Gloucester County Christian School officials are investigating the incident and trying to identify the culprit, said Pastor John Mark Turner, the campus administrator.  The school's board could impose a suspension or expulsion, he said.

Pastor John Mark Turner, campus administrator at Gloucester County Christian School in Sewell.
Gloucester County Christian School website
Pastor John Mark Turner, campus administrator at Gloucester County Christian School in Sewell.

"It's very disturbing," Turner said Tuesday.  "We want the kids to be polite and courteous and understand that their words hurt people."

The Camden County East Branch of the NAACP is also investigating the incident as a possible hate crime, said chapter president Lloyd D. Henderson. A similar incident was reported at the school several years ago targeting a black student, he said.

The school, with a predominantly white student body, is located in the Sewell section of Mantua Township on the grounds of a former Cold War-era Nike missile base. The base was one of a dozen constructed in the Philadelphia region in the '50s to defend the country against a possible Soviet bomb attack.

The private school enrolls more than 370 students in kindergarten through 12th grade. It is operated by Hardingville Bible Church in Monroeville. Annual tuition for the 2017-18 school year began at $4,640 for elementary students and rose to $5,570 for high school students, with discounts for families that enroll more than one child, according to the school's website.

Henderson said the mother of a black student at the school complained to the NAACP last week after her son reported finding a second hate note on his locker on Oct. 18. The note said, "I hope you die n–,"  A note with the message was also left at the locker of the same student on Oct. 13, but the student disregarded that one, Henderson said.

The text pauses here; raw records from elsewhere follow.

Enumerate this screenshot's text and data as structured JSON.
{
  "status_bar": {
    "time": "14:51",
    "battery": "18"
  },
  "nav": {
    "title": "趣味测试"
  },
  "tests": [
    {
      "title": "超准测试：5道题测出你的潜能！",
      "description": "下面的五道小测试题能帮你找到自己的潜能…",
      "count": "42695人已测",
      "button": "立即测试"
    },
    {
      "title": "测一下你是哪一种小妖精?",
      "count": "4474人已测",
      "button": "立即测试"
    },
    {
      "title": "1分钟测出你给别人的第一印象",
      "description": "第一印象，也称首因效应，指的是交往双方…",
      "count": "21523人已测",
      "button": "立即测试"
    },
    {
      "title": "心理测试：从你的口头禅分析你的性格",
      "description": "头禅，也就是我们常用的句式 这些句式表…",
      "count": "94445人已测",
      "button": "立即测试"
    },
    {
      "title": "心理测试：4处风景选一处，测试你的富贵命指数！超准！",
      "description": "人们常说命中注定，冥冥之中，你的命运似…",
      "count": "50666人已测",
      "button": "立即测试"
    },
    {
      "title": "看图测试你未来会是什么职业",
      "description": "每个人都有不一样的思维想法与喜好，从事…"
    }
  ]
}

The Mantua Police Department said that it was investigating a report of an incident at the school.

The student and his sibling, both eighth-grade honors students, have been withdrawn from the school and enrolled in a public school in a neighboring county where they live, said their mother, Sharon Jackson.

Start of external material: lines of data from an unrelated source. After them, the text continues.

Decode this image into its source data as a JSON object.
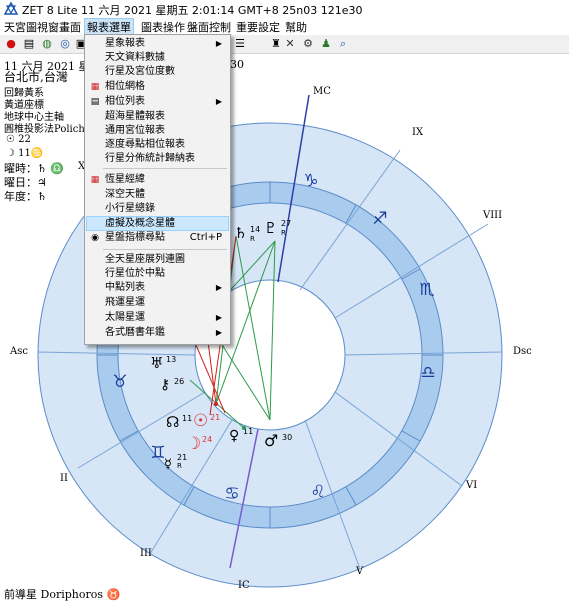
{
  "window": {
    "title": "ZET 8 Lite   11 六月 2021  星期五   2:01:14 GMT+8 25n03  121e30"
  },
  "menubar": {
    "items": [
      "天宮圖",
      "視窗畫面",
      "報表選單",
      "圖表操作",
      "盤面控制",
      "重要設定",
      "幫助"
    ],
    "active_index": 2
  },
  "toolbar": {
    "icons": [
      "stop-icon",
      "list-icon",
      "globe-icon",
      "target-icon",
      "clipboard-icon",
      "settings-icon",
      "person-icon",
      "tools-icon",
      "search-icon"
    ]
  },
  "info_panel": {
    "date_line": "11 六月 2021  星期",
    "date_trail": "30",
    "place": "台北市,台灣",
    "lines": [
      "回歸黃系",
      "黃道座標",
      "地球中心主軸",
      "圓椎投影法Polich-P"
    ],
    "sun": "☉  22",
    "moon": "☽  11♋",
    "day_ruler": "曜時：♄ ♎",
    "day_ruler_extra": "X",
    "day_lord": "曜日：♃",
    "year_lord": "年度：♄",
    "footer": "前導星 Doriphoros  ♉"
  },
  "chart_labels": {
    "mc": "MC",
    "ic": "IC",
    "asc": "Asc",
    "dsc": "Dsc",
    "houses": [
      "II",
      "III",
      "V",
      "VI",
      "VIII",
      "IX"
    ]
  },
  "zodiac": [
    "♑",
    "♐",
    "♏",
    "♎",
    "♌",
    "♋",
    "♊",
    "♉"
  ],
  "planets": [
    {
      "glyph": "♄",
      "degree": "14",
      "extra": "R"
    },
    {
      "glyph": "♇",
      "degree": "27",
      "extra": "R"
    },
    {
      "glyph": "♅",
      "degree": "13",
      "extra": ""
    },
    {
      "glyph": "⚷",
      "degree": "26",
      "extra": ""
    },
    {
      "glyph": "☊",
      "degree": "11",
      "extra": ""
    },
    {
      "glyph": "☉",
      "degree": "21",
      "extra": ""
    },
    {
      "glyph": "☽",
      "degree": "24",
      "extra": ""
    },
    {
      "glyph": "♀",
      "degree": "11",
      "extra": ""
    },
    {
      "glyph": "♂",
      "degree": "30",
      "extra": ""
    },
    {
      "glyph": "☿",
      "degree": "21",
      "extra": "R"
    }
  ],
  "colors": {
    "chart_fill": "#d6e6f7",
    "ring_fill": "#a9cbee",
    "chart_line": "#5b8cc9",
    "mc_line": "#2b3fa8",
    "sun_red": "#e03030",
    "aspect_green": "#2d9a4a",
    "aspect_red": "#d02020",
    "menu_highlight": "#cce8ff"
  },
  "report_menu": {
    "items": [
      {
        "label": "星象報表",
        "submenu": true,
        "icon": ""
      },
      {
        "label": "天文資料數據",
        "submenu": false,
        "icon": ""
      },
      {
        "label": "行星及宮位度數",
        "submenu": false,
        "icon": ""
      },
      {
        "label": "相位網格",
        "submenu": false,
        "icon": "grid"
      },
      {
        "label": "相位列表",
        "submenu": true,
        "icon": "list"
      },
      {
        "label": "超海星體報表",
        "submenu": false,
        "icon": ""
      },
      {
        "label": "通用宮位報表",
        "submenu": false,
        "icon": ""
      },
      {
        "label": "逐度尋點相位報表",
        "submenu": false,
        "icon": ""
      },
      {
        "label": "行星分佈統計歸納表",
        "submenu": false,
        "icon": ""
      },
      {
        "label": "恆星經緯",
        "submenu": false,
        "icon": "star"
      },
      {
        "label": "深空天體",
        "submenu": false,
        "icon": ""
      },
      {
        "label": "小行星總錄",
        "submenu": false,
        "icon": ""
      },
      {
        "label": "虛擬及概念星體",
        "submenu": false,
        "icon": "",
        "highlighted": true
      },
      {
        "label": "星盤指標尋點",
        "submenu": false,
        "icon": "target",
        "shortcut": "Ctrl+P"
      },
      {
        "label": "全天星座展列連圖",
        "submenu": false,
        "icon": ""
      },
      {
        "label": "行星位於中點",
        "submenu": false,
        "icon": ""
      },
      {
        "label": "中點列表",
        "submenu": true,
        "icon": ""
      },
      {
        "label": "飛運星運",
        "submenu": false,
        "icon": ""
      },
      {
        "label": "太陽星運",
        "submenu": true,
        "icon": ""
      },
      {
        "label": "各式曆書年鑑",
        "submenu": true,
        "icon": ""
      }
    ]
  }
}
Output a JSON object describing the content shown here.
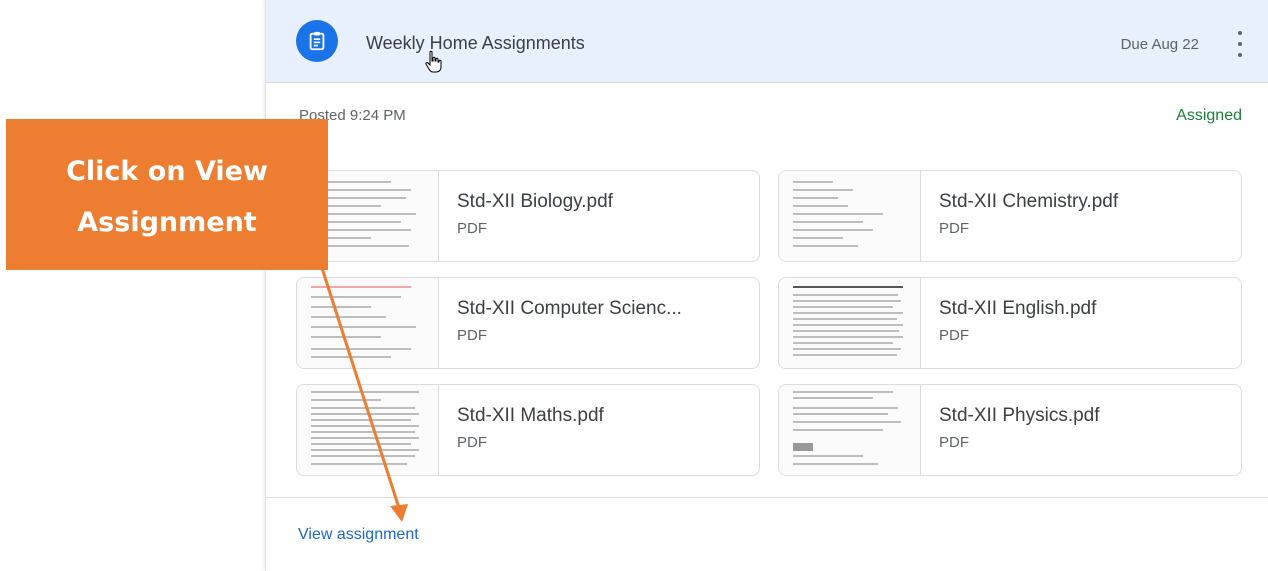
{
  "assignment": {
    "title": "Weekly Home Assignments",
    "due": "Due Aug 22",
    "posted": "Posted 9:24 PM",
    "status": "Assigned",
    "status_color": "#188038",
    "icon": "assignment-icon"
  },
  "files": [
    {
      "name": "Std-XII Biology.pdf",
      "type": "PDF"
    },
    {
      "name": "Std-XII Chemistry.pdf",
      "type": "PDF"
    },
    {
      "name": "Std-XII Computer Scienc...",
      "type": "PDF"
    },
    {
      "name": "Std-XII English.pdf",
      "type": "PDF"
    },
    {
      "name": "Std-XII Maths.pdf",
      "type": "PDF"
    },
    {
      "name": "Std-XII Physics.pdf",
      "type": "PDF"
    }
  ],
  "footer": {
    "view_label": "View assignment",
    "link_color": "#1967d2"
  },
  "annotation": {
    "line1": "Click on View",
    "line2": "Assignment",
    "color": "#ed7d31"
  }
}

"We thought that was as near to being a perfect environment for our children," Jackson said Tuesday night. "I was very surprised that they would have to experience hatred in a Christian school. It's very disheartening."

Turner said he discussed the incident with students during chapel on Tuesday, reminding them to treat each other with Christian love as their faith teaches. The students attend chapel three times a week. The incident will also be a topic discussed in American history classes with a focus on civil rights, he said.

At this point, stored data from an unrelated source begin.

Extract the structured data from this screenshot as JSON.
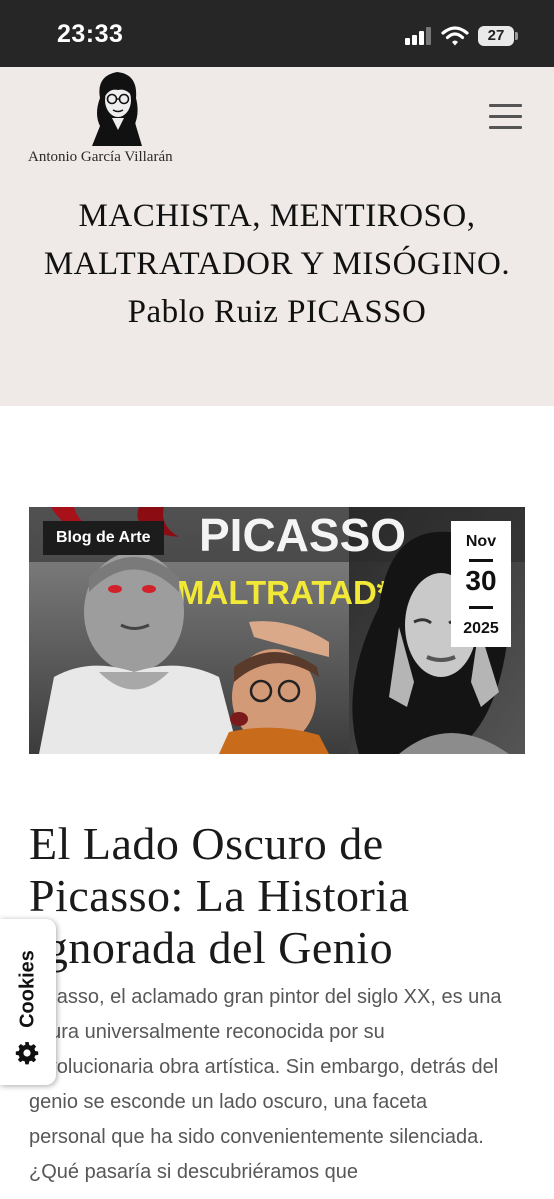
{
  "status_bar": {
    "time": "23:33",
    "battery": "27",
    "icons": [
      "signal-icon",
      "wifi-icon",
      "battery-icon"
    ]
  },
  "header": {
    "site_name": "Antonio García Villarán",
    "menu_icon": "hamburger-menu-icon"
  },
  "page": {
    "title": "MACHISTA, MENTIROSO, MALTRATADOR Y MISÓGINO. Pablo Ruiz PICASSO"
  },
  "post": {
    "category": "Blog de Arte",
    "date": {
      "month": "Nov",
      "day": "30",
      "year": "2025"
    },
    "image_text": {
      "headline": "PICASSO",
      "overlay": "MALTRATAD*R"
    },
    "title": "El Lado Oscuro de Picasso: La Historia Ignorada del Genio",
    "excerpt": "Picasso, el aclamado gran pintor del siglo XX, es una figura universalmente reconocida por su revolucionaria obra artística. Sin embargo, detrás del genio se esconde un lado oscuro, una faceta personal que ha sido convenientemente silenciada. ¿Qué pasaría si descubriéramos que"
  },
  "cookie_tab": {
    "label": "Cookies",
    "icon": "gear-icon"
  },
  "colors": {
    "status_bar_bg": "#262626",
    "header_bg": "#efeae8",
    "badge_bg": "#1c1c1c",
    "overlay_text": "#f2e838"
  }
}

"We do care about all of our students, and I mean that sincerely," said Turner, a former classroom teacher. "We want students who come here to be welcomed and not to feel out of place."

About 7 percent of the school's students are black, Turner said. He attributed the incident to the current racial climate in the country.  Recent incidents in the region at schools, a restaurant, and other places have aroused racial tensions.

"Unfortunately, it's a culture now where you  believe you're not going to be slammed," Henderson said. "People believe they can be free now with their racist, biased attitudes."

According to the NAACP, the black student found the first note in his locker after soccer practice at school. The student balled it up, and tossed it away. When he received a second note five days later, he showed it to his parents. After meeting with school officials on Oct. 20, the parents said they withdrew their son and the sibling from the school and later reported the incident to police, Henderson said.

Turner said the school's principal attempted to identify the person who wrote the note by collecting writing samples. Students were not told the reason for the sample. The principal, however, was unable to match the note to a sample, he said.

A group of parents founded the school in 1964. It was placed within the ministry of Bethel Community Church in 1978, according to the school's website. It began with about 80 students in grades K-8.

Hardingville Bible Church took over the school in 1987. Turner, the church's senior pastor, and the school board, made up of a delegation of deacons, are in charge of operating the school.  Among the goals stated on its website, the school seeks "to work with parents and guardians to train Christian young men and women to be salt and light in their communities."